Что привел в свое оправдание Зерцалов, в рапорте не говорилось.
– Из-за чего же он прогулял? – спросил оперуполномоченный, показав докладную начальнику отдела кадров.
– Понятия не имею,– пожал тот плечами.– В то время я еще не сидел в этом кабинете.
– Где сейчас находится "Красный пролетарий"?
– Списан в утиль.
– Жаль,– огорчился Жур.– Хотелось бы поговорить с членами экипажа, с Костылсвым.
– С ним – проще пареной репы. Сидит за стенкой, рядышком. Давно уже бросил якорь. На пенсии. Но дома помирал со скуки, вот и попросился к нам в кадры.– Начальник отдела позвонил по внутреннему телефону.– Дмитрий Данилыч?… Нет, ты нужен не мне, а одному товарищу… Заглянет сейчас к тебе… Капитан Жур… Точно, такого капитана ты и не должен знать… Почему? Да он капитан милиции…– Закончив разговор, начкадров сказал Виктору Павловичу: – Выйдите и сразу дверь направо…

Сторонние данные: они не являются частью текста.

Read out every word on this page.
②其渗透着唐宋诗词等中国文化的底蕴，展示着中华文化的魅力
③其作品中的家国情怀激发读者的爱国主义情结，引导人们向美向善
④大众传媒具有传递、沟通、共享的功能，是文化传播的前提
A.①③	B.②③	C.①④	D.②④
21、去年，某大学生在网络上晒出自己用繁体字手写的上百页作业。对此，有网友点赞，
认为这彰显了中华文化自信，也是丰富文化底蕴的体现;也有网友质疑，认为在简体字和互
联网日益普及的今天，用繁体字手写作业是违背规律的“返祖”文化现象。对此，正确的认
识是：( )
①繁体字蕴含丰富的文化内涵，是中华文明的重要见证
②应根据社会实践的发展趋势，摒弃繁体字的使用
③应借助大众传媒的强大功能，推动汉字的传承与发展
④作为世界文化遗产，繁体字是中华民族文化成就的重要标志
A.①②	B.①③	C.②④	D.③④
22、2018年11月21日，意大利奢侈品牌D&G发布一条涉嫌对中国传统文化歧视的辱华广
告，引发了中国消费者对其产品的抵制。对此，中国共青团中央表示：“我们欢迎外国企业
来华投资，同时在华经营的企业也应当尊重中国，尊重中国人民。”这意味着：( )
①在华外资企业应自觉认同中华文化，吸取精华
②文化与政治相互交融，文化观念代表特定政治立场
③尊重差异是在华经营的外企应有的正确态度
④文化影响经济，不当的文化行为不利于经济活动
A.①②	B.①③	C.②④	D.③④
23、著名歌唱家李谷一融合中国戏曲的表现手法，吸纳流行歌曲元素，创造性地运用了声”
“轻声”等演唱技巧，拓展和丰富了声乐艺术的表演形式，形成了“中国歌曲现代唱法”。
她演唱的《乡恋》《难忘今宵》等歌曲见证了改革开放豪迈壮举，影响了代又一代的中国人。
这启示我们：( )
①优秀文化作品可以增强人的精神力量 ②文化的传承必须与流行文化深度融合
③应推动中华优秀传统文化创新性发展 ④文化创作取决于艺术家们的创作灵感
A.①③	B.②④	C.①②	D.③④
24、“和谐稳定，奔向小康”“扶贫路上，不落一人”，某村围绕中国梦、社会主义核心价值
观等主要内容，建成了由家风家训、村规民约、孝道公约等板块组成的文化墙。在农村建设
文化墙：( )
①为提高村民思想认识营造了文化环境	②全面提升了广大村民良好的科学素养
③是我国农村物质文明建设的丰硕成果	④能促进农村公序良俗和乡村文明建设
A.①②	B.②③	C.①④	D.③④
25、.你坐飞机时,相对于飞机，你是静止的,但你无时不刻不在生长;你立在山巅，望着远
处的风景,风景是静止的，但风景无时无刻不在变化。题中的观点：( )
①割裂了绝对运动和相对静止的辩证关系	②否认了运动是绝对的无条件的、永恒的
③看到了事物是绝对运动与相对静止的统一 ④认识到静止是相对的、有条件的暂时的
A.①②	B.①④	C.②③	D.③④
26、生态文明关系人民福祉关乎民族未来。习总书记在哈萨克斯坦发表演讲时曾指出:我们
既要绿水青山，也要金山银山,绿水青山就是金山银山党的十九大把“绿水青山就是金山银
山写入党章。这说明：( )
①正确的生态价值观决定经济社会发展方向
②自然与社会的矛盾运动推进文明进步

Дмитрий Данилович Костылев совсем не походил на морского волка. Худенький, согбенный, он чем-то напоминал "всесоюзного старосту" Калинина. Та же бородка, усы, развал волос на голове. Только без очков. Костылев усадил оперуполномоченного на стул и спросил:
– Опять кто-нибудь нашкодил из наших ребят?
– Это мне неизвестно… Интересует меня, Дмитрий Данилович, прошлое. Когда вы ходили на "Красном пролетарии".
– Эк, чего вспомнили! – Бывший капитан с грустью посмотрел на фотографию родного судна, прикрепленную к шкафу со множеством папок.– И сейчас бы ходил, если бы не один проходимец.
– Хорошо помните лето восемьдесят четвертого года? – продолжал Жур. При этих словах лицо Костылева перекосила гримаса.
– Да-да, помню. Помню…– вздохнул капитан на пенсии.
– И членов экипажа?
– А как же! Жили, как одна семья. Иначе в море нельзя.
– Тогда был уволен Станислав Зерцалов…
– Господи! – подскочил на стуле бывший капитан.– Из-за него-то меня и списали!…
– А почему вы назвали его проходимцем?
– Проходимец и есть! – гневно сверкнул глазами Костылев.– И стукач при этом!
Он не на шутку разволновался, вскочил и быстро зашагал по кабинету, переваливаясь из стороны в сторону, что, наконец, выдало в нем настоящего моряка.
– Когда Зерцалова направили ко мне на судно, я сразу почувствовал, что добром это не кончится,– рассказывал он на ходу.
– Почему?
– Если у тебя в подчинении родственник начальства – хорошего не жди! – сердито проговорил он.
– А что, все многочисленные благодарности вы давали ему по блату?
– Я? По блату?! – округлил глаза Костылев.– Да как после этого бы на меня смотрел экипаж?!. Нет, работник он был отличный. И по общественной линии… Его даже отметили денежной премией вместе с нашей поварихой Любашей Горчаковой. Такой коллектив художественной самодеятельности создали – гремели на всю флотилию…
– Так в чем же дело? Не сошлись характерами?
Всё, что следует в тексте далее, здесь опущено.